De met bronsbeslagen poorten die torenhoog uitreken en bewapend waren met ijzeren pinnen sloegen bij bevel open. Het waren de paleispoorten. Sire Blueshark ging voorop, normaal gesproken – vond hij – moest Lord Darklion eerst gaan maar die liep nogal erg opzichtig achter het gevolg aan met zijn hoofd over zijn schouders met zijn neus naar de grond. Wat bezielde zijn vriend en strijdmakker toch? Zou hij de gedachten van Blueshark al gelezen hebben of wat? Plotseling ontwaakte hij uit zijn trans, zijn hand reikte weer aan het gevest van zijn massieve zwaard. Hij zette een rustige draf in voor Darkside. De deuren sloegen direct na zijn aankomst dicht. Het voorportaal van het paleis was maar somber bedacht Darklion zich. Hij knikte blij naar zijn gevolg en zwaaide zoals gewoonlijk hen uit toen ze zich weer gingen begeven naar hun wachtposten. Hij was helemaal geen slechte leider, hij was niet brut maar vriendelijk daarom was hij misschien wel de nobelste van allen. Hij streelde Darkside terwijl hij de stallen bereikte. De stallen waren enorm lang en groot, namelijk de hele paleiswacht moest een paard hebben om Darklion’ s massieve gespierde benen te kunnen volgen. Darklion escorteerde zijn favoriete paard en vriend naar een box ingelegd met goud en diamanten waar hij de rest van de dag heerlijk kon vertoeven in de schaduw en van het malse stro dat hem werd voorgeschoteld. Natrok, een zwarte herdershond, kwam vanuit zijn hondenhok dat meer op een kapel leek naar Darklion toe. Darklion hoorde een bekend geluid en keek om, zijn zwarte herdershond keek hem recht in de ogen en blafte op nog geen meter afstand. Darklion hield van dieren, zeker van dieren die vriendelijk voor hem waren en van dieren die hem zo dien nodig konden redden of beschermen in oorlogstijd, nu dus.

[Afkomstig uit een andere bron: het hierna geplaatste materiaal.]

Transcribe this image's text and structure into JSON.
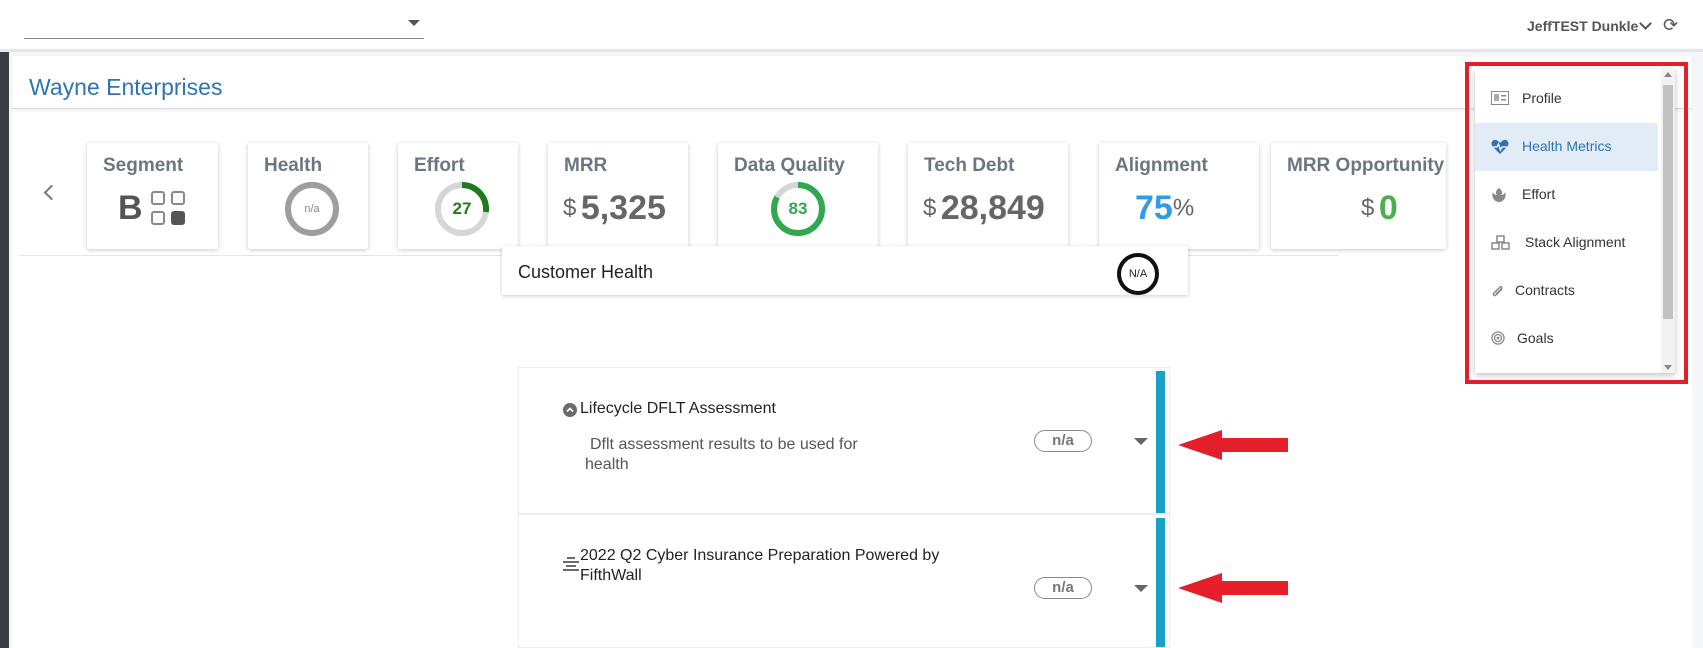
{
  "header": {
    "account_select_value": "",
    "user_name": "JeffTEST Dunkle"
  },
  "account": {
    "name": "Wayne Enterprises"
  },
  "metrics": {
    "segment": {
      "label": "Segment",
      "value": "B"
    },
    "health": {
      "label": "Health",
      "value": "n/a",
      "fill": 0,
      "color": "#9e9e9e"
    },
    "effort": {
      "label": "Effort",
      "value": "27",
      "fill": 0.27,
      "color": "#1f7a1f"
    },
    "mrr": {
      "label": "MRR",
      "currency": "$",
      "value": "5,325"
    },
    "data_quality": {
      "label": "Data Quality",
      "value": "83",
      "fill": 0.83,
      "color": "#2fa84f"
    },
    "tech_debt": {
      "label": "Tech Debt",
      "currency": "$",
      "value": "28,849"
    },
    "alignment": {
      "label": "Alignment",
      "value": "75",
      "unit": "%"
    },
    "mrr_opportunity": {
      "label": "MRR Opportunity",
      "currency": "$",
      "value": "0",
      "color": "#4caf50"
    }
  },
  "customer_health": {
    "title": "Customer Health",
    "score": "N/A",
    "items": [
      {
        "title": "Lifecycle DFLT Assessment",
        "description": "Dflt assessment results to be used for health",
        "score": "n/a",
        "icon": "chevron-up-circle-icon"
      },
      {
        "title": "2022 Q2 Cyber Insurance Preparation Powered by FifthWall",
        "description": "",
        "score": "n/a",
        "icon": "align-center-icon"
      }
    ]
  },
  "dropdown_menu": {
    "items": [
      {
        "label": "Profile",
        "icon": "id-card-icon",
        "active": false
      },
      {
        "label": "Health Metrics",
        "icon": "heartbeat-icon",
        "active": true
      },
      {
        "label": "Effort",
        "icon": "rebel-icon",
        "active": false
      },
      {
        "label": "Stack Alignment",
        "icon": "cubes-icon",
        "active": false
      },
      {
        "label": "Contracts",
        "icon": "paperclip-icon",
        "active": false
      },
      {
        "label": "Goals",
        "icon": "bullseye-icon",
        "active": false
      }
    ]
  },
  "colors": {
    "accent": "#2e74b5",
    "bar": "#1aa0c9",
    "annotation": "#e41f2a"
  }
}
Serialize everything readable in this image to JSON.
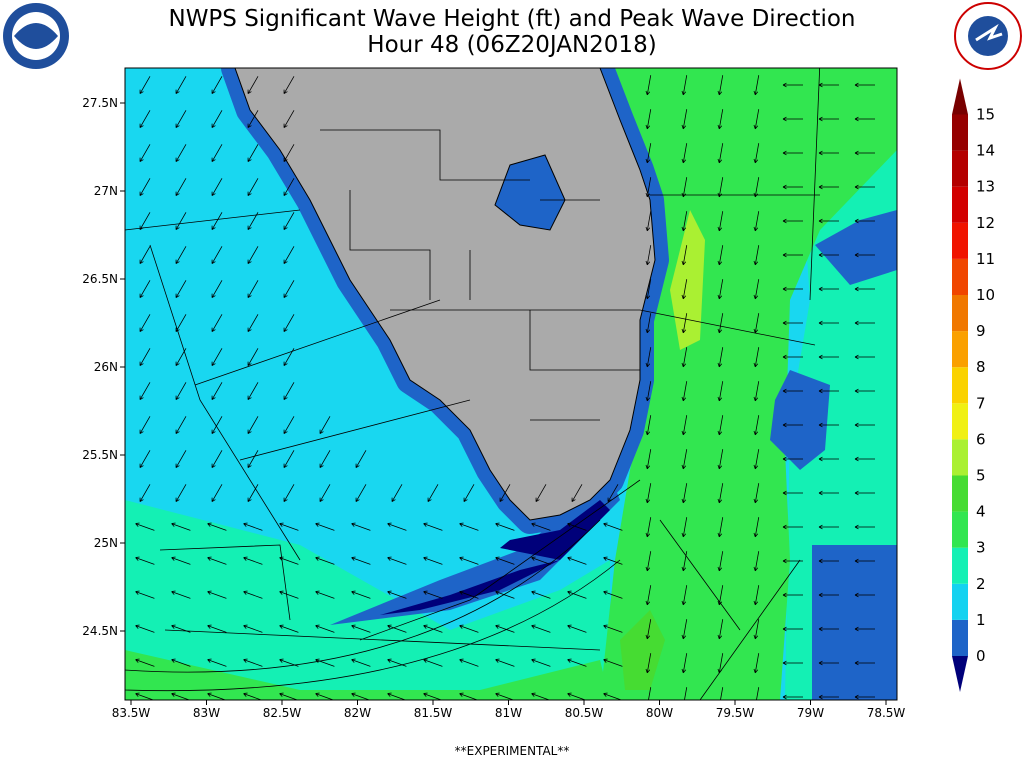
{
  "header": {
    "title_line1": "NWPS Significant Wave Height (ft) and Peak Wave Direction",
    "title_line2": "Hour 48 (06Z20JAN2018)"
  },
  "map": {
    "lat_labels": [
      "27.5N",
      "27N",
      "26.5N",
      "26N",
      "25.5N",
      "25N",
      "24.5N"
    ],
    "lon_labels": [
      "83.5W",
      "83W",
      "82.5W",
      "82W",
      "81.5W",
      "81W",
      "80.5W",
      "80W",
      "79.5W",
      "79W",
      "78.5W"
    ]
  },
  "colorbar": {
    "levels": [
      0,
      1,
      2,
      3,
      4,
      5,
      6,
      7,
      8,
      9,
      10,
      11,
      12,
      13,
      14,
      15
    ],
    "colors": [
      "#00007a",
      "#1e64c8",
      "#14d2f0",
      "#14f0b4",
      "#32e650",
      "#46dc32",
      "#aaf032",
      "#f0f014",
      "#fad200",
      "#faa000",
      "#f07800",
      "#f04600",
      "#f01400",
      "#d20000",
      "#b40000",
      "#960000",
      "#780000"
    ]
  },
  "footer": "**EXPERIMENTAL**"
}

Hij gebaarde de wolfachtige herder hem te volgen en hij liep naar de marmeren treden van het voorportaal waarna hij de grote deuren opende en al direct in de hoofdzaal terecht kwam, de plaats waar hij eerder die week met diplomaten had vergaderd. Blueshark had al plaats genomen aan de eerste stoel, links van de kop van de tafel. Zijn broodmeszwaard goed vast, een gewoonte die hij nooit had verleerd. Darklion ging naast hem zitten aan de kop van tafel, na uren lang geen woord gewisseld te hebben kwam Darklion tot de orde.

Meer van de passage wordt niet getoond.